Dort arbeitet sie und vor allem: sie fördert junge Künstler:innen, denen sie Anreise und Aufenthalt auf ihrem Anwesen aussetzt:

"Ich bezahle die Anreise, stelle die Unterkunft, die Materialien, und ich habe Werkstätten: In der Garage entsteht gerade ein Atelier für Maler, demnächst wird ein Töpferofen eingebaut, wir richten ein Tonstudio kleines Sto-Motion-Studio für Animation ein. Und dann wird gearbeitet."

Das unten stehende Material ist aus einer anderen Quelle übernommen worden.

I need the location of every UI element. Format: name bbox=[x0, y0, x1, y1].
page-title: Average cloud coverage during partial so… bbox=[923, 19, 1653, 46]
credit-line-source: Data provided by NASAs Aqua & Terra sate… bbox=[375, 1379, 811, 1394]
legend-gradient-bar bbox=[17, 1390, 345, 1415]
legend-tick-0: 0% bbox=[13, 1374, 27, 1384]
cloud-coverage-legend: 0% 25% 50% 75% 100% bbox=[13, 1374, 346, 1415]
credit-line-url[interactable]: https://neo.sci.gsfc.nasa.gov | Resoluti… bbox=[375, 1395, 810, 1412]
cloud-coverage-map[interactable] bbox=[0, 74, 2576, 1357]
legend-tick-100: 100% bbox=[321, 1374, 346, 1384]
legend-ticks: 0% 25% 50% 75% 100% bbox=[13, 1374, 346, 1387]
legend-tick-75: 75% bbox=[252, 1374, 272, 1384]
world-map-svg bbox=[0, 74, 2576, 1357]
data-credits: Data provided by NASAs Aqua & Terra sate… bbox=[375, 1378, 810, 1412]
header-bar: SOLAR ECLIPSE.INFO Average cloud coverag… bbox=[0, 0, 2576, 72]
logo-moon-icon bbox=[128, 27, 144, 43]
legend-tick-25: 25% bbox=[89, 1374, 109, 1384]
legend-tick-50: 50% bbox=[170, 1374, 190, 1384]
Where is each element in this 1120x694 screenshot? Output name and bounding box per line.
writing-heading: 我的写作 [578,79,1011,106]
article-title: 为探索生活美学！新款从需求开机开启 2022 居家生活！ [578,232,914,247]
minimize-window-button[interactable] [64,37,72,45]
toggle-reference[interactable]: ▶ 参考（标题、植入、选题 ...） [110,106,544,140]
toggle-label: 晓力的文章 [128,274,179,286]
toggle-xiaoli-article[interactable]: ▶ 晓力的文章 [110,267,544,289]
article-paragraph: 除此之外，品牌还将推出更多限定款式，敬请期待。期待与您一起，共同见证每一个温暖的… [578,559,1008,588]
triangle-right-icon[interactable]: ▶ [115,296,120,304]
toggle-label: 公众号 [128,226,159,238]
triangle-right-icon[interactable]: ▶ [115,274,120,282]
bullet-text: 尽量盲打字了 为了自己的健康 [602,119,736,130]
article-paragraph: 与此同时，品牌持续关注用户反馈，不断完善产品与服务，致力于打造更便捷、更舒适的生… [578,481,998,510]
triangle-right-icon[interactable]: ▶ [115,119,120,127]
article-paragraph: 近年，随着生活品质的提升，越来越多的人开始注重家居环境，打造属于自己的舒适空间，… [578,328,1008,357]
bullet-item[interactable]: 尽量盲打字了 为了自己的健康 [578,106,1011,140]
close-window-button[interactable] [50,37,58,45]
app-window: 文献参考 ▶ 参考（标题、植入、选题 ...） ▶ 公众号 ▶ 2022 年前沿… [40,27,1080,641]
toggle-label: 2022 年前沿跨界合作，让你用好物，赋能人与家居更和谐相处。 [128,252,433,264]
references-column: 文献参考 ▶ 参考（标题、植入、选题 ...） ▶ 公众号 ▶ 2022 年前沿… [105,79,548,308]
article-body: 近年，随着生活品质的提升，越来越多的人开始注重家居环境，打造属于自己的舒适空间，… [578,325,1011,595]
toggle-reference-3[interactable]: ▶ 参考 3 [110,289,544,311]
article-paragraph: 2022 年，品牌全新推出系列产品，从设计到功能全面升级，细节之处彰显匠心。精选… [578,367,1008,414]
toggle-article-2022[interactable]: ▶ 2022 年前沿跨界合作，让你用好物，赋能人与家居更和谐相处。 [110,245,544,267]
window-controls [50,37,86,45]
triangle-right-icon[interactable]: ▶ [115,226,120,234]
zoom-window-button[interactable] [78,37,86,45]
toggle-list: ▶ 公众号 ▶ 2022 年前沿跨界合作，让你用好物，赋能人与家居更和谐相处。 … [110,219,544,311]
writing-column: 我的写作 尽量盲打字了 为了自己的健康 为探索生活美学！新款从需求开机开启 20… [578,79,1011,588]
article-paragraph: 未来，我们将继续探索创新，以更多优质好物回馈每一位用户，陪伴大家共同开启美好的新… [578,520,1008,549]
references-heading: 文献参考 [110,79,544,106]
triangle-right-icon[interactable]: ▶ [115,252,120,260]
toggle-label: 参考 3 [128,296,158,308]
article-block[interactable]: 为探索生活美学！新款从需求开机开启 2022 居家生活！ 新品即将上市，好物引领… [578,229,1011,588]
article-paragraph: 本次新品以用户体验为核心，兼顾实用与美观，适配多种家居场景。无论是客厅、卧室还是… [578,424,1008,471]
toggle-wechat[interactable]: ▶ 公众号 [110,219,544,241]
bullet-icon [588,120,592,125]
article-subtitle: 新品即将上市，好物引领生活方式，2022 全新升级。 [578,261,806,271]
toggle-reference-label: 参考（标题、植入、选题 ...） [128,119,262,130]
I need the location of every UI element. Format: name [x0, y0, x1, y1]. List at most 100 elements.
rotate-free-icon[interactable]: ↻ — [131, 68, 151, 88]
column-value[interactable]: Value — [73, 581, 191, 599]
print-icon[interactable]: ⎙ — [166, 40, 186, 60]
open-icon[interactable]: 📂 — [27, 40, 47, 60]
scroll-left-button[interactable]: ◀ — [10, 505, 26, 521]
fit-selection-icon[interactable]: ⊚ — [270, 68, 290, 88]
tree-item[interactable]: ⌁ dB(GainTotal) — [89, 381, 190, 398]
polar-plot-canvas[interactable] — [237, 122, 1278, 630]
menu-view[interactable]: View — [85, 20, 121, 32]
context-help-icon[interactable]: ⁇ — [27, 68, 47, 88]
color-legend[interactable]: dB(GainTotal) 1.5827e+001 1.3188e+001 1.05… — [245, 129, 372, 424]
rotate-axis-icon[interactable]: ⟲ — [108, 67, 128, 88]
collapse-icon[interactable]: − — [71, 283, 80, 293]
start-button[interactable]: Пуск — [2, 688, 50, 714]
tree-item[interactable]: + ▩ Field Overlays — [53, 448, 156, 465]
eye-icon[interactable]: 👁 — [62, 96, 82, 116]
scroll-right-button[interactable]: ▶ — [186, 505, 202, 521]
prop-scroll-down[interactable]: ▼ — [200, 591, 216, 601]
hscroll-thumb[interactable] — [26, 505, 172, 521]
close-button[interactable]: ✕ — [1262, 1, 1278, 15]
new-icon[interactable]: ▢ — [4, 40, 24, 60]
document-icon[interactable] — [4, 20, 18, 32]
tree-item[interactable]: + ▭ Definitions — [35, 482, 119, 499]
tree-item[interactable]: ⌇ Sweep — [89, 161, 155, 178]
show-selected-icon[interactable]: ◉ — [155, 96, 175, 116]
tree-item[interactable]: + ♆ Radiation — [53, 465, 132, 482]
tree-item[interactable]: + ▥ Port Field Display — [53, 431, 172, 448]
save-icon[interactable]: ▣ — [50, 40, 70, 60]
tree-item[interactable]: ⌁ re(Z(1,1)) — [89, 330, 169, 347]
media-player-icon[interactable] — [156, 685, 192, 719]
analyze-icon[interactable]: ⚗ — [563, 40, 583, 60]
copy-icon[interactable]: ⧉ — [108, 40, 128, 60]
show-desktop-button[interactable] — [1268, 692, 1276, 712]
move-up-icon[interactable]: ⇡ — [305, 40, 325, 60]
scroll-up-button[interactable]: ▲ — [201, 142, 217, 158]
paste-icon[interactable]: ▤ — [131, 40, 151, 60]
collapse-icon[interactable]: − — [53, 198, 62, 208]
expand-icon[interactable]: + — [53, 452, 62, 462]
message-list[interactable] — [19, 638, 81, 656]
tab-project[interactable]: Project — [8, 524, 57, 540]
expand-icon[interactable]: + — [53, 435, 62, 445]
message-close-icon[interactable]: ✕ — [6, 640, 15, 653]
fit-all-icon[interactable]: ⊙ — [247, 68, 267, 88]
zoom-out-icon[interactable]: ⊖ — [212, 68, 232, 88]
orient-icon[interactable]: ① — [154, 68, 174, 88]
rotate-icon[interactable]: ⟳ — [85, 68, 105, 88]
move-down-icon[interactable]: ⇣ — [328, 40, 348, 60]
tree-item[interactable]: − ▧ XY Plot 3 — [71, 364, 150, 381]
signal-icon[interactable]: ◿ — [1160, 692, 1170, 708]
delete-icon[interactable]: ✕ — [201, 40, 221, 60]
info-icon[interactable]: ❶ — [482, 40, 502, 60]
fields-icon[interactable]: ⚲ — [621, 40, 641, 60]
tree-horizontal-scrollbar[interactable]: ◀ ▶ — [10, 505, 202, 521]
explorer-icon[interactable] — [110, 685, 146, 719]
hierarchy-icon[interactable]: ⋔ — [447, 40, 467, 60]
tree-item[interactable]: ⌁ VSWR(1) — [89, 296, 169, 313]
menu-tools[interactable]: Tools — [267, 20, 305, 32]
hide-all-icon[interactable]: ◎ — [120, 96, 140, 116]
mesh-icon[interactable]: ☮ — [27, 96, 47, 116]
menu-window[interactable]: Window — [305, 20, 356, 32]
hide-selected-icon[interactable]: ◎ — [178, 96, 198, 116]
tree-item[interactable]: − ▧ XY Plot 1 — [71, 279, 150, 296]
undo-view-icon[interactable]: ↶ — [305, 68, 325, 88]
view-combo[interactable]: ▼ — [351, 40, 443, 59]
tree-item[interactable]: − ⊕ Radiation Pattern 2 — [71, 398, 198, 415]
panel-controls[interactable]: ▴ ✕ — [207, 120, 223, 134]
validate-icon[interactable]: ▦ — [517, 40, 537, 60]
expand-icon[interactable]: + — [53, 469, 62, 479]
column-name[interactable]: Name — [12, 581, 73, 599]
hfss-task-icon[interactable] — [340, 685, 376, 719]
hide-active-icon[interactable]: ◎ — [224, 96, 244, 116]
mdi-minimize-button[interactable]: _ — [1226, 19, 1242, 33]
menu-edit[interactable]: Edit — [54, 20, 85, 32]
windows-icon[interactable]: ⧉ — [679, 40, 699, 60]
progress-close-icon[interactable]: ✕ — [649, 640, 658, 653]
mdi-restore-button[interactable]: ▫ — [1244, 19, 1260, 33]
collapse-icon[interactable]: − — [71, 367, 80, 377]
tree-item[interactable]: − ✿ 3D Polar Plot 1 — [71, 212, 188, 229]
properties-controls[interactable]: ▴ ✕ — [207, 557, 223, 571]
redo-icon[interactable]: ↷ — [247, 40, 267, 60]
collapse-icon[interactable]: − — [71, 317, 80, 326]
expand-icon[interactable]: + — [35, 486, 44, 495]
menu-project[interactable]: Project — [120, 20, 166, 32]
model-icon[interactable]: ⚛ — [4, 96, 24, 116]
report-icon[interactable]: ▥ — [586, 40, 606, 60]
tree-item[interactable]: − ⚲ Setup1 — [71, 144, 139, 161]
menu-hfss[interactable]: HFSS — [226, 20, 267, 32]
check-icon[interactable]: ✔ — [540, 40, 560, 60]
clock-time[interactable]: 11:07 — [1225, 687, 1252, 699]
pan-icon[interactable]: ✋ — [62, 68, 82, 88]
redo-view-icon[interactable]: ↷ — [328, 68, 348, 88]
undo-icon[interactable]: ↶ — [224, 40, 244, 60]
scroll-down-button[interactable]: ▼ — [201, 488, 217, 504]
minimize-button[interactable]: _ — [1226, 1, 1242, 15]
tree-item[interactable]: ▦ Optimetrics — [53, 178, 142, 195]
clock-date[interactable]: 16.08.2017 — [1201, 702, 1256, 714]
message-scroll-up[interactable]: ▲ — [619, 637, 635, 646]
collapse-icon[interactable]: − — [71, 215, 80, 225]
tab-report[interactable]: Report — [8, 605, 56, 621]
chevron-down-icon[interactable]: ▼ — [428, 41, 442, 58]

Zu ihrem äußerst schmerzhaften Weggang aus Malibu sagt sie:

"Eigentlich sollte der Mensch Kalifornien verlassen und zugeben, dass unsere Art der Zivilisation dort gescheitert ist, dass die einzigen, die mit diesem Land umgehen konnten, die amerikanischen Ureinwohner waren. Von ihnen hätten wir viel lernen können. Stattdessen kommen immer mehr Millionäre nach Malibu. Wenn man alles Geld der Welt hat, kann man Unsummen in Bewässerung und Feuerabwehr stecken. Die armen Erntearbeiter werden sich dagegen das Essen bald nicht mehr leisten können."

Auf die Frage, ob sie die Ungeduld der jungen Generation verstehen könne, antwortet sie:

"Nicht nur verstehen, sondern absolut gutheißen. Ich habe mich vor einigen Monaten bei einer Veranstaltung bei den Kindern und Jugendlichen entschuldigt und gesagt: Als ich 17 war, habe ich gedacht, ich mache diese Welt etwas besser - und jetzt schäme ich mich zu Tode für die Welt, die ich euch überlasse. Wir sind selbstsüchtiger und verantwortungsloser gewesen, als wir es gehofft hatten. Ich finde, wir müssen uns alle entschuldigen."

Etwas arg dick aufgetragen?! Aber zu Beginn äußert sie (und natürlich gehen mir da die Bilder von der Ahr oder von der Erft durch den Kopf):

"Es ist mir noch nie im Leben so schwer gefallen, einen Ort zu verlassen. Aber es kamen einfach zu viele Dinge zusammen. Natürlich die schweren Feuer 2018, meine Farm wurde gerettet, die meiner Nachbarn ist abgebrannt. Dann kam der Winter, und wir hatten nur fünf Tage Regen. Ich konnte sehen, wie die Pflanzen verdorrten. Es gab kein Frühlingsblühen, stattdessen den ersten Feueralarm im Januar. Normalerweise kommt der im Oktober. Ich weiß noch genau, wie ich dachte: Du sitzt gerade im Schaufenster des Klimawandels. Und da ist keine Hoffnung, dass es in den nächsten Jahren besser wird."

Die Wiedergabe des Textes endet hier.